Ela é uma senhora que passa o inverno da vida em um bonito vilarejo no interior e mantém sob seus cuidados a neta. O cineasta Hong-Seung Yoon explora, por um bom tempo, a forte conexão na relação entre as duas. Pautada pela cumplicidade, de uma menina que perdeu o pai e não tem notícias da mãe. Porém, um dia e um descuido nos cuidados envolvendo a garota, faz com que ela suma no meio das barracas do comércio de rua. Sua avó não terá notícias dela por doze anos.
Toda a leveza dessa construção inicial de um relacionamento de forte laço de afeto contrasta com a sequência seguinte. Nela uma adolescente nos mostra toda a inocência perdida ao organizar com os seus irmãos um golpe, no qual simula ser uma prostituta. A ideia é flagrar o homem e extorqui-lo sob a ameaça de expor que ele foi para um quarto de hotel com uma menor de idade. As coisas saem do controle e ela precisará se esconder das autoridades. Ao beber uma caixa de leite com fotos de crianças desaparecidas, ela reconhecerá a neta de Yoon e buscará a avó para repor a verdade. “Canola” nos leva pelos caminhos de um bom drama no qual somos instigados a refletir sobre as motivações da protagonista.
Afinal de contas, há um interesse da moça por sair de Seul até que o caso de violência seja esquecido. Informações dão conta de que ela não foi sequestrada por qualquer pessoa e sim pela mãe, que quis reaver de maneira forçada sua guarda, já em outro casamento. Daqui em diante não falaremos mais para não atrapalhar a experiência, porém é impressionante como a narrativa se reinventa, a ponto de dar a impressão de que se esgota para criar outras maneiras de explorar o drama. É folhetinesco, mas não parece que seja de forma pejorativa aqui (funciona melhor do que algumas hipérboles de “Mães de Verdade“, obra mais recente de Naomi Kawase, por exemplo).
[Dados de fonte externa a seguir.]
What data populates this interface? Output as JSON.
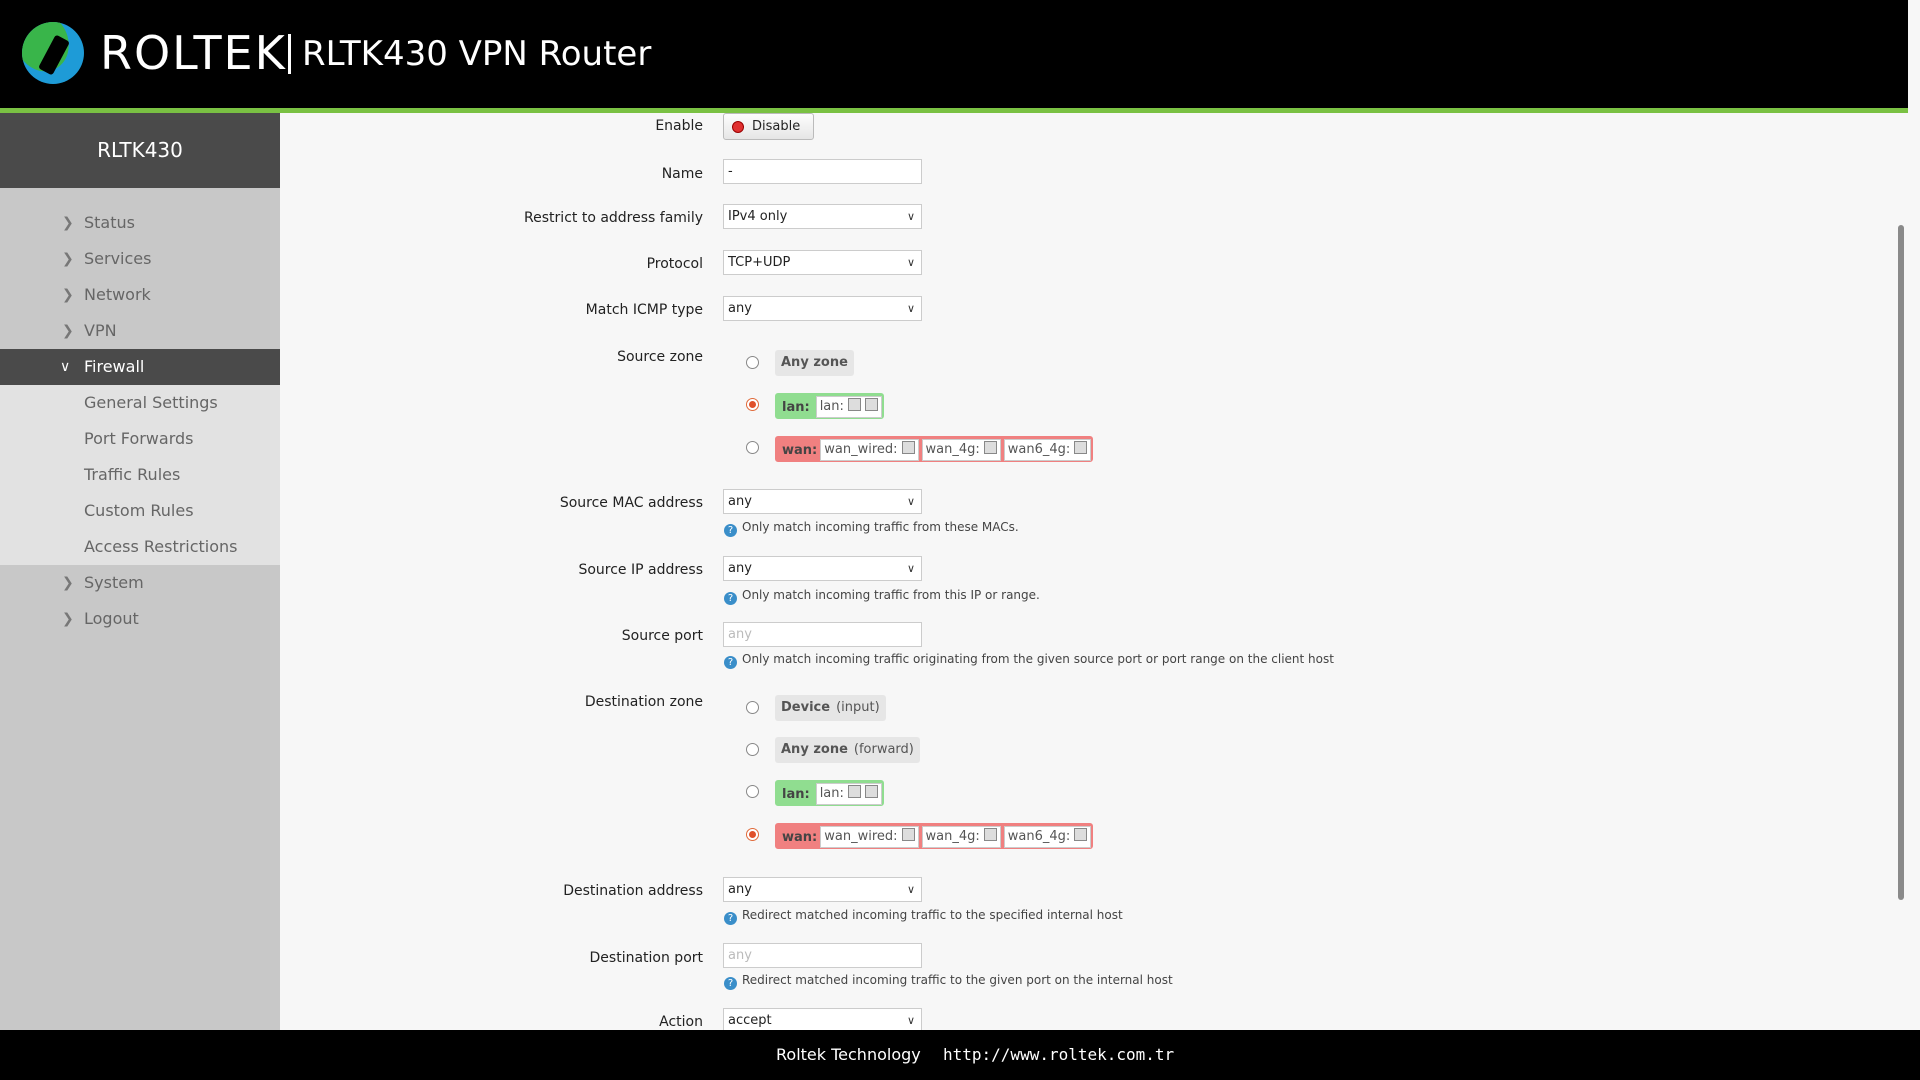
{
  "header": {
    "brand": "ROLTEK",
    "title": "RLTK430 VPN Router"
  },
  "sidebar": {
    "device": "RLTK430",
    "items": [
      {
        "label": "Status"
      },
      {
        "label": "Services"
      },
      {
        "label": "Network"
      },
      {
        "label": "VPN"
      },
      {
        "label": "Firewall"
      }
    ],
    "sub_items": [
      {
        "label": "General Settings"
      },
      {
        "label": "Port Forwards"
      },
      {
        "label": "Traffic Rules"
      },
      {
        "label": "Custom Rules"
      },
      {
        "label": "Access Restrictions"
      }
    ],
    "items_after": [
      {
        "label": "System"
      },
      {
        "label": "Logout"
      }
    ]
  },
  "form": {
    "enable": {
      "label": "Enable",
      "button": "Disable"
    },
    "name": {
      "label": "Name",
      "value": "-"
    },
    "family": {
      "label": "Restrict to address family",
      "value": "IPv4 only"
    },
    "protocol": {
      "label": "Protocol",
      "value": "TCP+UDP"
    },
    "icmp": {
      "label": "Match ICMP type",
      "value": "any"
    },
    "source_zone": {
      "label": "Source zone",
      "any_zone": "Any zone",
      "lan": {
        "name": "lan:",
        "networks": [
          "lan:"
        ]
      },
      "wan": {
        "name": "wan:",
        "networks": [
          "wan_wired:",
          "wan_4g:",
          "wan6_4g:"
        ]
      }
    },
    "source_mac": {
      "label": "Source MAC address",
      "value": "any",
      "hint": "Only match incoming traffic from these MACs."
    },
    "source_ip": {
      "label": "Source IP address",
      "value": "any",
      "hint": "Only match incoming traffic from this IP or range."
    },
    "source_port": {
      "label": "Source port",
      "placeholder": "any",
      "hint": "Only match incoming traffic originating from the given source port or port range on the client host"
    },
    "dest_zone": {
      "label": "Destination zone",
      "device": {
        "name": "Device",
        "sub": "(input)"
      },
      "any_zone": {
        "name": "Any zone",
        "sub": "(forward)"
      },
      "lan": {
        "name": "lan:",
        "networks": [
          "lan:"
        ]
      },
      "wan": {
        "name": "wan:",
        "networks": [
          "wan_wired:",
          "wan_4g:",
          "wan6_4g:"
        ]
      }
    },
    "dest_addr": {
      "label": "Destination address",
      "value": "any",
      "hint": "Redirect matched incoming traffic to the specified internal host"
    },
    "dest_port": {
      "label": "Destination port",
      "placeholder": "any",
      "hint": "Redirect matched incoming traffic to the given port on the internal host"
    },
    "action": {
      "label": "Action",
      "value": "accept"
    }
  },
  "footer": {
    "company": "Roltek Technology",
    "url": "http://www.roltek.com.tr"
  },
  "colors": {
    "accent": "#7ac143",
    "zone_lan": "#90dd90",
    "zone_wan": "#f08080",
    "sidebar_active": "#4a4a4a"
  }
}
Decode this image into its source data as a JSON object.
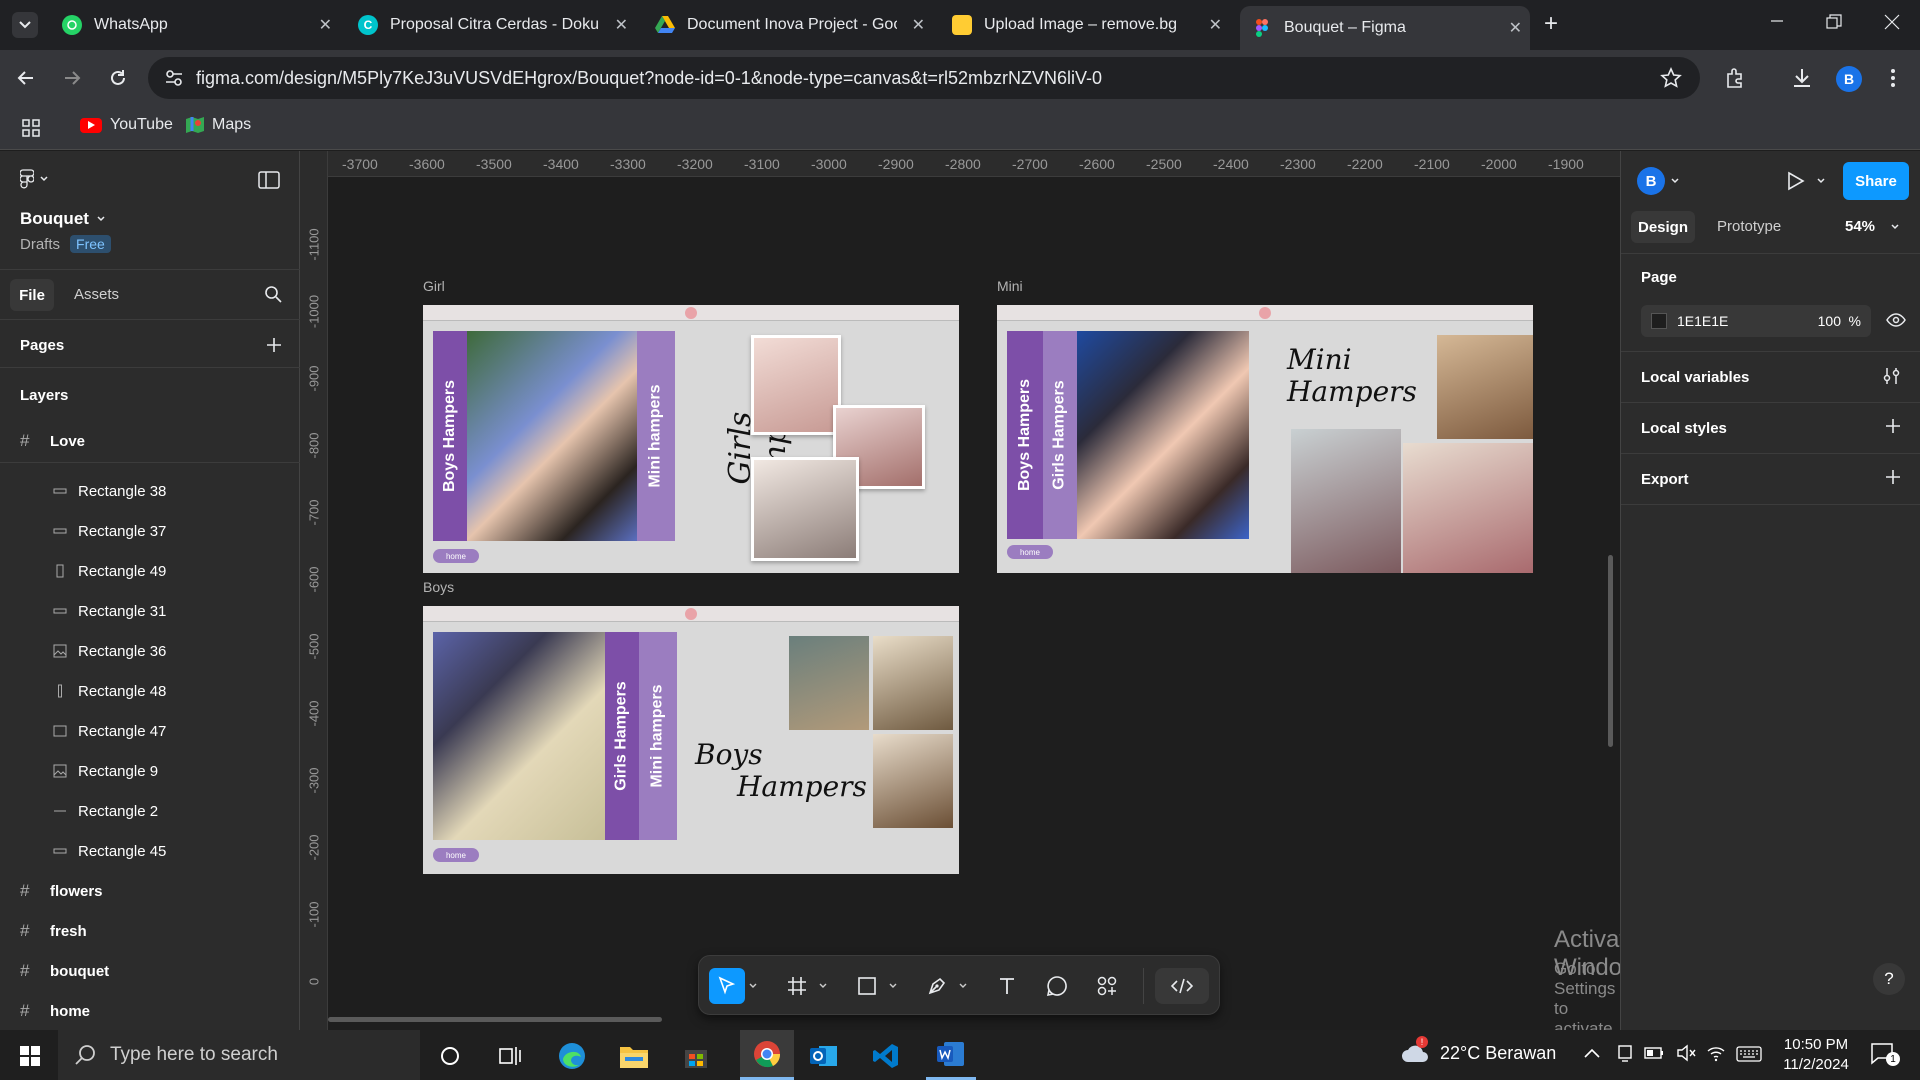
{
  "browser": {
    "tabs": [
      {
        "title": "WhatsApp",
        "icon": "whatsapp-icon",
        "color": "#25d366"
      },
      {
        "title": "Proposal Citra Cerdas - Dokume",
        "icon": "canva-icon",
        "color": "#00c4cc"
      },
      {
        "title": "Document Inova Project - Goog",
        "icon": "google-drive-icon",
        "color": "#fbbc04"
      },
      {
        "title": "Upload Image – remove.bg",
        "icon": "removebg-icon",
        "color": "#ffcc33"
      },
      {
        "title": "Bouquet – Figma",
        "icon": "figma-icon",
        "color": "#f24e1e",
        "active": true
      }
    ],
    "url": "figma.com/design/M5Ply7KeJ3uVUSVdEHgrox/Bouquet?node-id=0-1&node-type=canvas&t=rl52mbzrNZVN6liV-0",
    "profile_initial": "B",
    "bookmarks": [
      {
        "label": "YouTube",
        "icon": "youtube-icon"
      },
      {
        "label": "Maps",
        "icon": "maps-icon"
      }
    ]
  },
  "left_panel": {
    "file_name": "Bouquet",
    "drafts_label": "Drafts",
    "plan_badge": "Free",
    "tabs": {
      "file": "File",
      "assets": "Assets"
    },
    "pages_label": "Pages",
    "layers_label": "Layers",
    "top_frame": "Love",
    "layers": [
      {
        "name": "Rectangle 38",
        "icon": "rectangle-wide-icon"
      },
      {
        "name": "Rectangle 37",
        "icon": "rectangle-wide-icon"
      },
      {
        "name": "Rectangle 49",
        "icon": "rectangle-tall-icon"
      },
      {
        "name": "Rectangle 31",
        "icon": "rectangle-wide-icon"
      },
      {
        "name": "Rectangle 36",
        "icon": "image-icon"
      },
      {
        "name": "Rectangle 48",
        "icon": "rectangle-thin-icon"
      },
      {
        "name": "Rectangle 47",
        "icon": "rectangle-icon"
      },
      {
        "name": "Rectangle 9",
        "icon": "image-icon"
      },
      {
        "name": "Rectangle 2",
        "icon": "line-icon"
      },
      {
        "name": "Rectangle 45",
        "icon": "rectangle-wide-icon"
      }
    ],
    "frames": [
      "flowers",
      "fresh",
      "bouquet",
      "home"
    ]
  },
  "canvas": {
    "ruler_x": [
      "-3700",
      "-3600",
      "-3500",
      "-3400",
      "-3300",
      "-3200",
      "-3100",
      "-3000",
      "-2900",
      "-2800",
      "-2700",
      "-2600",
      "-2500",
      "-2400",
      "-2300",
      "-2200",
      "-2100",
      "-2000",
      "-1900"
    ],
    "ruler_y": [
      "-1100",
      "-1000",
      "-900",
      "-800",
      "-700",
      "-600",
      "-500",
      "-400",
      "-300",
      "-200",
      "-100",
      "0"
    ],
    "frames": {
      "girl": {
        "label": "Girl",
        "bar1": "Boys Hampers",
        "bar2": "Mini hampers",
        "script": "Girls Hampers",
        "home": "home"
      },
      "mini": {
        "label": "Mini",
        "bar1": "Boys Hampers",
        "bar2": "Girls Hampers",
        "script_line1": "Mini",
        "script_line2": "Hampers",
        "home": "home"
      },
      "boys": {
        "label": "Boys",
        "bar1": "Girls Hampers",
        "bar2": "Mini hampers",
        "script_line1": "Boys",
        "script_line2": "Hampers",
        "home": "home"
      }
    },
    "watermark_title": "Activate Windows",
    "watermark_sub": "Go to Settings to activate Windows."
  },
  "right_panel": {
    "avatar": "B",
    "share_label": "Share",
    "tabs": {
      "design": "Design",
      "prototype": "Prototype"
    },
    "zoom": "54%",
    "page_label": "Page",
    "page_color": "1E1E1E",
    "page_opacity": "100",
    "percent": "%",
    "local_variables": "Local variables",
    "local_styles": "Local styles",
    "export": "Export"
  },
  "taskbar": {
    "search_placeholder": "Type here to search",
    "weather": "22°C  Berawan",
    "time": "10:50 PM",
    "date": "11/2/2024",
    "notification_count": "1"
  },
  "colors": {
    "figma_blue": "#0d99ff",
    "purple": "#7d4fa8",
    "purple_light": "#9b7dc0",
    "canvas_bg": "#1e1e1e"
  }
}
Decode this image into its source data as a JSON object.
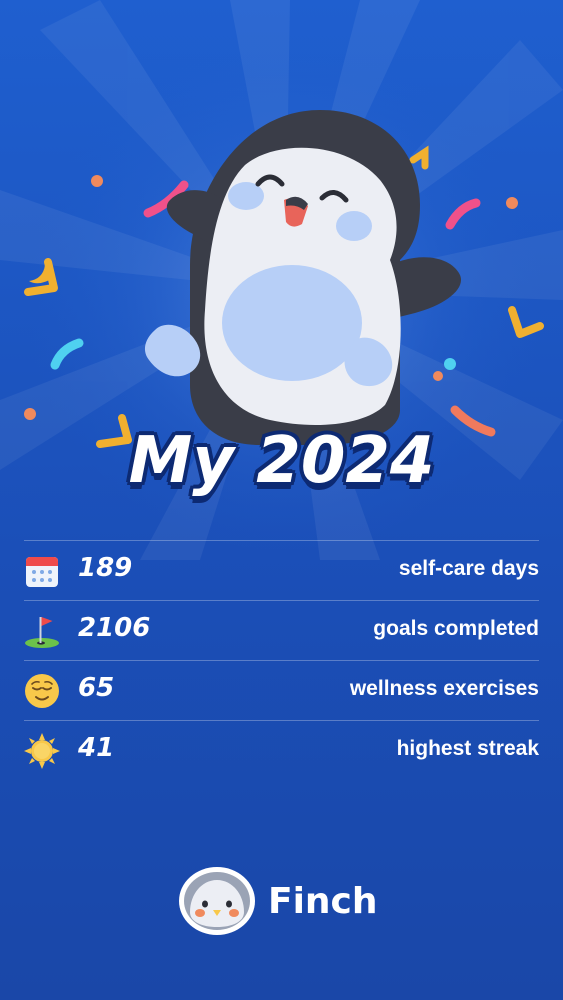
{
  "title": "My 2024",
  "stats": [
    {
      "icon": "calendar-icon",
      "value": "189",
      "label": "self-care days"
    },
    {
      "icon": "golf-flag-icon",
      "value": "2106",
      "label": "goals completed"
    },
    {
      "icon": "relieved-face-icon",
      "value": "65",
      "label": "wellness exercises"
    },
    {
      "icon": "sun-icon",
      "value": "41",
      "label": "highest streak"
    }
  ],
  "brand": {
    "name": "Finch"
  },
  "colors": {
    "background": "#1f5fcf",
    "title_outline": "#0d2a73",
    "penguin_dark": "#3a3d48",
    "penguin_belly": "#b7cff7"
  }
}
Muito de sua pegada melodramática eficiente deve ser creditada a Youn, que explora bem as fases que a avó passará com o retorno da neta.
Isso porque “Canola” toca direto na dupla leitura sob um evento traumático. Para uma menina que passou a primeira infância com a avó, as lembranças parecem distantes, quase apagadas. Enquanto que Yoon parou no tempo, retroalimenta aquela saudade, não se desvincula da imagem da menina e dos espaços que ela ocupava. Quando há esse reencontro, as percepções e consequências sobre ele serão diferentes. E o filme parece equilibrar bem esses dois caminhos (que se transforma em três na virada de roteiro que encerra o segundo terço da história). A vovó cogita que a ausência de sintonia seja fruto de um processo de adaptação, mas há algo além disso. Não há apenas o resgate de memórias e sim a cooptação, em um jogo social truncado e surpreendente.
Por mais que se opere enquanto uma fuga, há espaço para que aquela jovem amadureça, inclusive com o despertar de paixões. Já sua avó parece ter depositado as últimas cotas de energia vital para tornar a grande tragédia de doze anos atrás um pouco menor. O longa-metragem traça seu caminho derradeiro na intenção de tirar lágrimas do espectador. Yuh-Jung Youn surge como uma força, capaz de se transformar em corpo e alma na tela em questão de minutos.
Enquanto linguagem, “Canola” é um bom exemplar do cinema coreano atual, que aplica nas histórias familiares os conceitos de culpa e responsabilidade de forma mais dramática, até sensacionalista se comparada com outras escolas. Para quem se apaixonar ao final da sessão, a boa notícia é que há uma infinidade de títulos parecidos para explorar.